If you're doing this for breeding purposes, and your tap water is okay to put directly into the tanks (i.e., good hardness, low/no chlorine), you could just keep cool water constantly running in, with the warm tank water flowing down a drain, with a heater to for the night time so it doesn't get too cool. This would drastically cut down or even eliminate the need for water changes, and make an environment conducive for spawning.


----------



## Rick_Lindsey (Aug 26, 2002)

What's the humidity like in la habra?

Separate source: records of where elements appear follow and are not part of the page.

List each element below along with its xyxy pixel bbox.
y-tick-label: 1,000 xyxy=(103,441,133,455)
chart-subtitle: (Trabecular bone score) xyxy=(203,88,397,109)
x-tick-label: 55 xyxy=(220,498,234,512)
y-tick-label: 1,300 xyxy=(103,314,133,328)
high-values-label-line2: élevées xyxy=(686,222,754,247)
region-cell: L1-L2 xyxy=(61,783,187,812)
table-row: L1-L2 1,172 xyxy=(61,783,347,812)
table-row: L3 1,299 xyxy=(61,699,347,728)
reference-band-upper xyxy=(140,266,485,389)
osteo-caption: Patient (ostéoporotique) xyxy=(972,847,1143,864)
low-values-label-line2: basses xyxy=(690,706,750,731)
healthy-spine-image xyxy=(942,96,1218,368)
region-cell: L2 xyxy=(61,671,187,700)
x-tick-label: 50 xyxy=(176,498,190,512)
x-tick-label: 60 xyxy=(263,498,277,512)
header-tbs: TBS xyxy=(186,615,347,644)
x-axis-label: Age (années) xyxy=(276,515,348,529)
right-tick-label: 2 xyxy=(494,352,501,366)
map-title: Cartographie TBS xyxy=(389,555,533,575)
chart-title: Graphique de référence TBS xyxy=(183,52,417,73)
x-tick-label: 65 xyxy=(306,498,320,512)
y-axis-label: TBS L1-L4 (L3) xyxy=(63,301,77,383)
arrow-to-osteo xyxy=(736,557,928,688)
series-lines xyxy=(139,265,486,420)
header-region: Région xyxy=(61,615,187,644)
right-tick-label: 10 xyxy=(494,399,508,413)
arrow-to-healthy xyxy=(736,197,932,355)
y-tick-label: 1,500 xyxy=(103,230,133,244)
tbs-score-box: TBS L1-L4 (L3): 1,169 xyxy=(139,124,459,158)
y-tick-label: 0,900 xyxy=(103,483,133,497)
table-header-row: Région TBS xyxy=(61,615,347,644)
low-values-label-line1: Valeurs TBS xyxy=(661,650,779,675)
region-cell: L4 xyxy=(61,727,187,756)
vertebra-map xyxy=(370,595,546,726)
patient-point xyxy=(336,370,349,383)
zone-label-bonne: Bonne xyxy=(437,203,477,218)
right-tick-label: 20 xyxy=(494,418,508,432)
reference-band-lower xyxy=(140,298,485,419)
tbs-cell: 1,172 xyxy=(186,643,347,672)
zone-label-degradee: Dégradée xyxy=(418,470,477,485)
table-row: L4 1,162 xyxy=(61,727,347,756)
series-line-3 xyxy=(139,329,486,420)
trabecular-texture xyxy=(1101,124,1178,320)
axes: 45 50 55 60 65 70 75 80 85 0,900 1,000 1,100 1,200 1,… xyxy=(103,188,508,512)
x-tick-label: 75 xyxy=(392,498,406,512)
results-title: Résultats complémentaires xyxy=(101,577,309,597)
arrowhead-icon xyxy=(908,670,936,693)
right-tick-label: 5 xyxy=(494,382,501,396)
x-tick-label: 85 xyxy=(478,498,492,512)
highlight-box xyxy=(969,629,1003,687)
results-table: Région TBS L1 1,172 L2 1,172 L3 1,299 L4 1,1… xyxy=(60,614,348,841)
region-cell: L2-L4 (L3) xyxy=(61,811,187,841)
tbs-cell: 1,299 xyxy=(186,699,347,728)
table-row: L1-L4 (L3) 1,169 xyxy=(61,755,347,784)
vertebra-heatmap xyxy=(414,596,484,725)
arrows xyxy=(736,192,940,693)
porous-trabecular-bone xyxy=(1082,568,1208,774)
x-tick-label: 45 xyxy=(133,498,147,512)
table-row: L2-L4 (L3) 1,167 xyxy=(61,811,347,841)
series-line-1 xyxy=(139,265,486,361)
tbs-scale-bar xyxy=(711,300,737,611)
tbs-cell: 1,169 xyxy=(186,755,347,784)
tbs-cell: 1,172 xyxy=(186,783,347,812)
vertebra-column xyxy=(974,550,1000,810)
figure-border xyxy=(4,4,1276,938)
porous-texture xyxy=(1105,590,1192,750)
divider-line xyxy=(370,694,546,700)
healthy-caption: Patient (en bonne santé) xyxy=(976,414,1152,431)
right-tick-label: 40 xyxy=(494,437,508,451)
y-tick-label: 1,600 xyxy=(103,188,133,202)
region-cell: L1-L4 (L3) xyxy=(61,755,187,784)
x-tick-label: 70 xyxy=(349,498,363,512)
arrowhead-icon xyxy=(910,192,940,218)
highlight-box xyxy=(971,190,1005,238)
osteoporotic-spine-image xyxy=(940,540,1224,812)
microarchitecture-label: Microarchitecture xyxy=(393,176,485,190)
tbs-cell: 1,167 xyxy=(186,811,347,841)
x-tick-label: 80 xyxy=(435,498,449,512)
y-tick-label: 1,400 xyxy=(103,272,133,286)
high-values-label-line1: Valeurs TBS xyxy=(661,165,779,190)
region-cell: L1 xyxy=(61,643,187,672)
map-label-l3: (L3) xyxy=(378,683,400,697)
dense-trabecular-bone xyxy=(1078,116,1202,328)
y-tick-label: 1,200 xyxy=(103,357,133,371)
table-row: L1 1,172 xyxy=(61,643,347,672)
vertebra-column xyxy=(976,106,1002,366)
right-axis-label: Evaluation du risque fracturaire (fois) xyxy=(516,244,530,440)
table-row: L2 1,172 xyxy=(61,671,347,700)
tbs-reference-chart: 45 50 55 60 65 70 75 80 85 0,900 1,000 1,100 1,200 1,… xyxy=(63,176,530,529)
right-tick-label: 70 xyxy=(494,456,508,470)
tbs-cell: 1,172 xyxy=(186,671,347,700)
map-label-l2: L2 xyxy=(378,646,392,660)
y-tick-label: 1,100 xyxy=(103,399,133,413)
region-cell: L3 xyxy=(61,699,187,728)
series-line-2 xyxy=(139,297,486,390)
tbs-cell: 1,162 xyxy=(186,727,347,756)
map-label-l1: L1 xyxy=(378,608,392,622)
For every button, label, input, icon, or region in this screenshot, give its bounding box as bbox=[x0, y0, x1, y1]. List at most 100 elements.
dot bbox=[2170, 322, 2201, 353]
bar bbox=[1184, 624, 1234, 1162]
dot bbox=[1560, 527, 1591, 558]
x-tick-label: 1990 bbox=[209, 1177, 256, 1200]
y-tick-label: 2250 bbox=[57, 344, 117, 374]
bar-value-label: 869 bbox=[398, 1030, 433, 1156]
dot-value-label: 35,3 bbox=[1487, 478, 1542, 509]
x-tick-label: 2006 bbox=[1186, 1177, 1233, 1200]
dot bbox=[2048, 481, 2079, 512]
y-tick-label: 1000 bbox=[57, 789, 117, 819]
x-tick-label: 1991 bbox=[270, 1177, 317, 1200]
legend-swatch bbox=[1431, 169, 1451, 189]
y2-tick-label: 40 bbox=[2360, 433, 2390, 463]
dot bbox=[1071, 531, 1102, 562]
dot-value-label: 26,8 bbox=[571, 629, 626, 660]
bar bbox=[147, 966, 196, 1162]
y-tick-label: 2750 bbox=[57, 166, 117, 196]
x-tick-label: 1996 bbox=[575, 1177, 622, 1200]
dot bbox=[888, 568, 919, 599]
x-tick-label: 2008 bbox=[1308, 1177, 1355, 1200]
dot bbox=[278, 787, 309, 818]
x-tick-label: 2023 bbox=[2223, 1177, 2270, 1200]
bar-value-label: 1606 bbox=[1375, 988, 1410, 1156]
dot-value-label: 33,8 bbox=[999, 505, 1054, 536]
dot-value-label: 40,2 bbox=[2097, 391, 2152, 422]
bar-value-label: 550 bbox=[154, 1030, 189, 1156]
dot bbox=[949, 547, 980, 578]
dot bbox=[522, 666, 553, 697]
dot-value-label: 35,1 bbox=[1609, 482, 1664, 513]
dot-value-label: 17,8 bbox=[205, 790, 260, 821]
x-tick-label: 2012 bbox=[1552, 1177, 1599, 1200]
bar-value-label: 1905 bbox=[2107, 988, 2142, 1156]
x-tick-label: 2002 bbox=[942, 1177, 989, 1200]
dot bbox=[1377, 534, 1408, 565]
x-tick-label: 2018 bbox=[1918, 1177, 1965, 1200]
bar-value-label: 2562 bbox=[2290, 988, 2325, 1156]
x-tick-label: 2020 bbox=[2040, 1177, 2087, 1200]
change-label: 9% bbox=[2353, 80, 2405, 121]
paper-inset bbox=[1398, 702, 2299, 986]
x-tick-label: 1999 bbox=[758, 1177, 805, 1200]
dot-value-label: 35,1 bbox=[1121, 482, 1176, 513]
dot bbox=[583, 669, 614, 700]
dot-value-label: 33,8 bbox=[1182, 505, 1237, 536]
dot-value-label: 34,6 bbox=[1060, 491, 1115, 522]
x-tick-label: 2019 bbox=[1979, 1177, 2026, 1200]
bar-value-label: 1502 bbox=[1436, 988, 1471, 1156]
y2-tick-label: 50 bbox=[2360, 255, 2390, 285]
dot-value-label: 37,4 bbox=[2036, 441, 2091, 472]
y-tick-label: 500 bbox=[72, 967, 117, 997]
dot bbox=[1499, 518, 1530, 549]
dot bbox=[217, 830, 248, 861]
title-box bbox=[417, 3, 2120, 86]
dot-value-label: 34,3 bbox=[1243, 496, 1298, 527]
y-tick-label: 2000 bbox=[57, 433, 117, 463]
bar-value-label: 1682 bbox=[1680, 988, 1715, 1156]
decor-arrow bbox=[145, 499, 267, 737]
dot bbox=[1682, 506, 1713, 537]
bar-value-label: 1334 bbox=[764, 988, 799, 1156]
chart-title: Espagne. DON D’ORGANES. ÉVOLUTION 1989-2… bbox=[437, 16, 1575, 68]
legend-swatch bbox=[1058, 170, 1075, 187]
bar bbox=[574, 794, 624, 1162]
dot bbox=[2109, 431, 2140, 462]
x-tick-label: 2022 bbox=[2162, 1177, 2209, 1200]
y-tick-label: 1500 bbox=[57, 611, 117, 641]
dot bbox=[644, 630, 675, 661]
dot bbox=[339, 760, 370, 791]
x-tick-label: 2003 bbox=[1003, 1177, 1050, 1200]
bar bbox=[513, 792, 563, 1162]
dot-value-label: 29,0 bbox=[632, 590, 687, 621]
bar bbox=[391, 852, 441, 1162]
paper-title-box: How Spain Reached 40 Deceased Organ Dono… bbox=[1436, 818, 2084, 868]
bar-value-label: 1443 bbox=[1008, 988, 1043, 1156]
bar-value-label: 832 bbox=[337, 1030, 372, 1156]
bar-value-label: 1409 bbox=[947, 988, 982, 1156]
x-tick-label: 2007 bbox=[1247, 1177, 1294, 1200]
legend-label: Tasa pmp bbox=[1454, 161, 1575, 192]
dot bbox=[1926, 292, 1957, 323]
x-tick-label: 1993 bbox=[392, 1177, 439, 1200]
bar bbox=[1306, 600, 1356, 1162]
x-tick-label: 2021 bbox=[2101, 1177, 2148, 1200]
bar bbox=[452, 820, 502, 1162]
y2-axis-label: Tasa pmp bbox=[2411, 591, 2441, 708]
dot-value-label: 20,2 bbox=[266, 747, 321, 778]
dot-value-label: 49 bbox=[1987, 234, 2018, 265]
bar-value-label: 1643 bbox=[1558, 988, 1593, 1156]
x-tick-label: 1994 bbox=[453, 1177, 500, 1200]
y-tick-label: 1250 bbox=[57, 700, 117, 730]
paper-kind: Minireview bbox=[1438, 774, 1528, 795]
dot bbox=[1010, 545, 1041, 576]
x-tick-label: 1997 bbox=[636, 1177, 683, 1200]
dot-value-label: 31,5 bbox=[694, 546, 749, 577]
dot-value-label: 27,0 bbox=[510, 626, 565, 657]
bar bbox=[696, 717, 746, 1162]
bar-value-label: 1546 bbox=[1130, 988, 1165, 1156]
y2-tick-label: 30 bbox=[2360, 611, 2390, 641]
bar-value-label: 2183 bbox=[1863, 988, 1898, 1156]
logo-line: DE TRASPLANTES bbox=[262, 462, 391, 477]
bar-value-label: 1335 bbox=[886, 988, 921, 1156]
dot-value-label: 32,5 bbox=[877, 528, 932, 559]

You might could rig up some sort of primitive swamp cooler (http://en.wikipedia.org/wiki/Evaporative_cooler).... A simple window-mount A/C unit would probably be easier, but i suspect it would cost more to run.

-Rick (the armchair aquarist)


----------



## rrich741 (Apr 18, 2008)

not much humidity


----------



## thefishdaddy (Nov 7, 2002)

you can add one of those wind driven spinning vents on the roof, keep all the lights off and turn it on late @ night or just keep one light for you to see the fish, and just add a lot of air stone in the tank, that is what i do when summer comes and sometimes it gets 90 deg. on the top rack and a lot cooler near the floor so all the fry goes up there and the the fish that are less tolerant to low DO goes on the bottom unless your tank is in a system, if you are running a blower or central air move it outside and then just move it back in when winter comes, dont feed to much coz the wasted food will compete for oxygen during nitrification or do the swamp cooler or just insulate the garage door and windows and let cool air in at night and close the door and the cool air stays inside longer and it also helps save energy if ever you decide to install a small airconditioner in it, when winter comes you can just flip the wall mounted air and heat up the room.D


----------



## Charlutz (Mar 13, 2006)

................. thought I'd lend you a few of mine since you seem to be out. 



thefishdaddy said:


> you can add one of those wind driven spinning vents on the roof, keep all the lights off and turn it on late @ night or just keep one light for you to see the fish, and just add a lot of air stone in the tank, that is what i do when summer comes and sometimes it gets 90 deg. on the top rack and a lot cooler near the floor so all the fry goes up there and the the fish that are less tolerant to low DO goes on the bottom unless your tank is in a system, if you are running a blower or central air move it outside and then just move it back in when winter comes, dont feed to much coz the wasted food will compete for oxygen during nitrification or do the swamp cooler or just insulate the garage door and windows and let cool air in at night and close the door and the cool air stays inside longer and it also helps save energy if ever you decide to install a small airconditioner in it, when winter comes you can just flip the wall mounted air and heat up the room.D


----------



## elwood (May 2, 2003)

Insulate the walls and the ceiling. I did that to my garage years ago and it keeps heat out in summer and keeps the heat in during the winter months.


----------



## Desi&lt;3 (Feb 13, 2008)

I agree w/ elwood!


----------